平野啓一郎 「バーチャルな母」通じて考える生の意味
自分だったら、どうするだろう。平野啓一郎の最新作『本心』を読み進めながら、読者は繰り返し自問することになる。心にわだかまりを残したまま最愛の人と死別してしまったら。大切な人が、自ら人生を終わらせることを望んだら――。母子家庭で育った29歳の朔也は、突然の事故で失った母を「作る」、つまり最新技術を使って、母そっくりの「VF(バーチャル・フィギュア)」を製作することを決意する。
「人が亡くなった後に何が残るのか、ということについて、ずっと関心があったんです。昔なら肖像画だったんでしょうが、それが今では動画になり、そのうちにインタラクティブなメディアが求められるようになるんじゃないか、と。それが、今回の『VF』です。実際、この作品の連載中にも、そういうものが世の中に次々と登場してきたんですよね。そして、そのことは、人々の死生観にも影響を与えると思うんです」
バーチャルな母親なんて嫌。作り物だ、本物じゃない。連載当初は、そういう意見も多かった。
「ただ、本物の母親がいなくなってしまったという喪失感を、なんとか埋めようとしている時に、周囲が『そんなの本物じゃないじゃん』って言っていいんだろうか、と思うんです。例えば今、経済格差が開いていく時代にあって、リアルな世界では何1つ楽しいことがないけれど、バーチャルな空間では自由になれるからとそこに入り浸る。そういう人に対して、リア充の人が、『そんなの偽物だ』って、言っちゃいけないと」
VFの〈母〉の存在が、朔也の、1人ぼっちになって現実世界でおぼつかなくなっていた足元に、少しずつ、確かなものを取り戻してゆく。それは、癒やしとか支えとか、そういうことよりももっと、「死ぬか、死なないか」というのっぴきならないところで、「生きていくこと」の意味を考えさせる。
「僕は、死に対してすごく恐怖感があるんです。死にたくない、とストレートに思うし、よく生きたい、という思いがある。小説でもそうです。コロナ禍以降は、いっそう強く、そのことを考えます。きれい事ではなく、今ある、今後ありうる困難を経つつ、でもやっぱり、生きていくことを信じられる小説を書かなくては、と思っています」
「個人」ではなく「分人」
前々作『マチネの終わり』で「未来は過去を変えられる」と書き、前作『ある男』では「愛に過去は必要か?」と問いかけた平野。今作では、様々な局面で繰り返し登場する「本心」というキーワードとともに、「最愛の人の他者性」を作品のテーマに据える。

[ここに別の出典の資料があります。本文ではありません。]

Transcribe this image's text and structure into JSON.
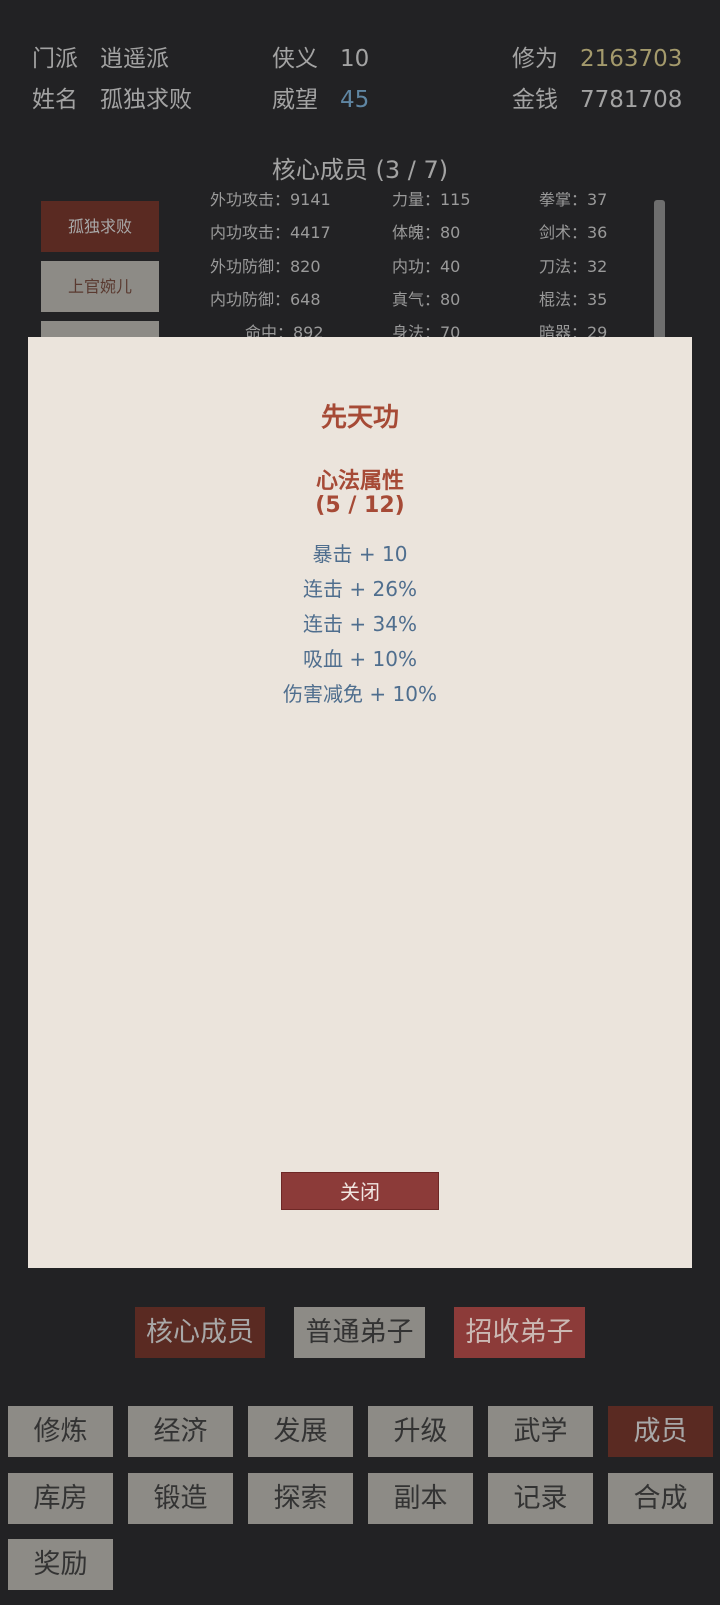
{
  "header": {
    "sect_label": "门派",
    "sect_value": "逍遥派",
    "name_label": "姓名",
    "name_value": "孤独求败",
    "chivalry_label": "侠义",
    "chivalry_value": "10",
    "prestige_label": "威望",
    "prestige_value": "45",
    "cultivation_label": "修为",
    "cultivation_value": "2163703",
    "money_label": "金钱",
    "money_value": "7781708"
  },
  "core_members": {
    "title": "核心成员 (3 / 7)",
    "members": [
      "孤独求败",
      "上官婉儿"
    ]
  },
  "stats": {
    "col1": [
      "外功攻击：9141",
      "内功攻击：4417",
      "外功防御：820",
      "内功防御：648",
      "命中：892"
    ],
    "col2": [
      "力量：115",
      "体魄：80",
      "内功：40",
      "真气：80",
      "身法：70"
    ],
    "col3": [
      "拳掌：37",
      "剑术：36",
      "刀法：32",
      "棍法：35",
      "暗器：29"
    ]
  },
  "modal": {
    "title": "先天功",
    "subtitle": "心法属性",
    "count": "(5 / 12)",
    "attributes": [
      "暴击 + 10",
      "连击 + 26%",
      "连击 + 34%",
      "吸血 + 10%",
      "伤害减免 + 10%"
    ],
    "close_label": "关闭"
  },
  "tabs": {
    "core": "核心成员",
    "normal": "普通弟子",
    "recruit": "招收弟子"
  },
  "nav": [
    "修炼",
    "经济",
    "发展",
    "升级",
    "武学",
    "成员",
    "库房",
    "锻造",
    "探索",
    "副本",
    "记录",
    "合成",
    "奖励"
  ]
}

「以前から、人というのは、『個人』、つまり、確固たる1つの自分でいることがよいのではなく、相手によって多種多様な顔を持つ『分人』を生きていくのだということを言ってきました。今回の『本心』でも、朔也は、母の過去をたどることで、生前は知ることのなかった母の顔、複数の分人に出会い、驚いたり、戸惑ったりします。僕は、共感は大切な感情だけれど、他者性、どこかで『分からない』ものだということも尊重すべきだとも思うんです。すべてを理解することはできない。でも諦めずに、分かろうとする。それが、他者と関わることなんだと」
SNSでの発信や、オンライン読書会の主宰など、読者とのやりとりに積極的な作家でもある。
「僕は、現代の小説家として、現代人のために小説を書いています。だから、今の人の心情を知る術として、読者とのやりとりは、とても重要。その時その時の世の中の雰囲気と共振し、曖昧で、割り切れないものをすくい取っていく。それが、小説家として自分がすべき仕事だと思っています」
小説を読む喜びが、今を生きる希望になる。そんな1冊である。
(ライター 剣持亜弥)
[日経エンタテインメント! 2021年7月号の記事を再構成]
"自由死"と称される安楽死が合法化された近未来の日本。石川朔也は、自由死を望んでいた母の本心を知るべく、仮想空間の中で人間を再現する「VF」で、亡くなった母を作ることを決意する。バーチャルな〈母〉と関わっていくことは、朔也が知らなかった母の人生を掘り起こすことでもあった。装丁の作品はゲルハルト・リヒター。母子の濃密な時間に漂うどこか不穏な雰囲気が、『本心』というタイトルを象徴するよう。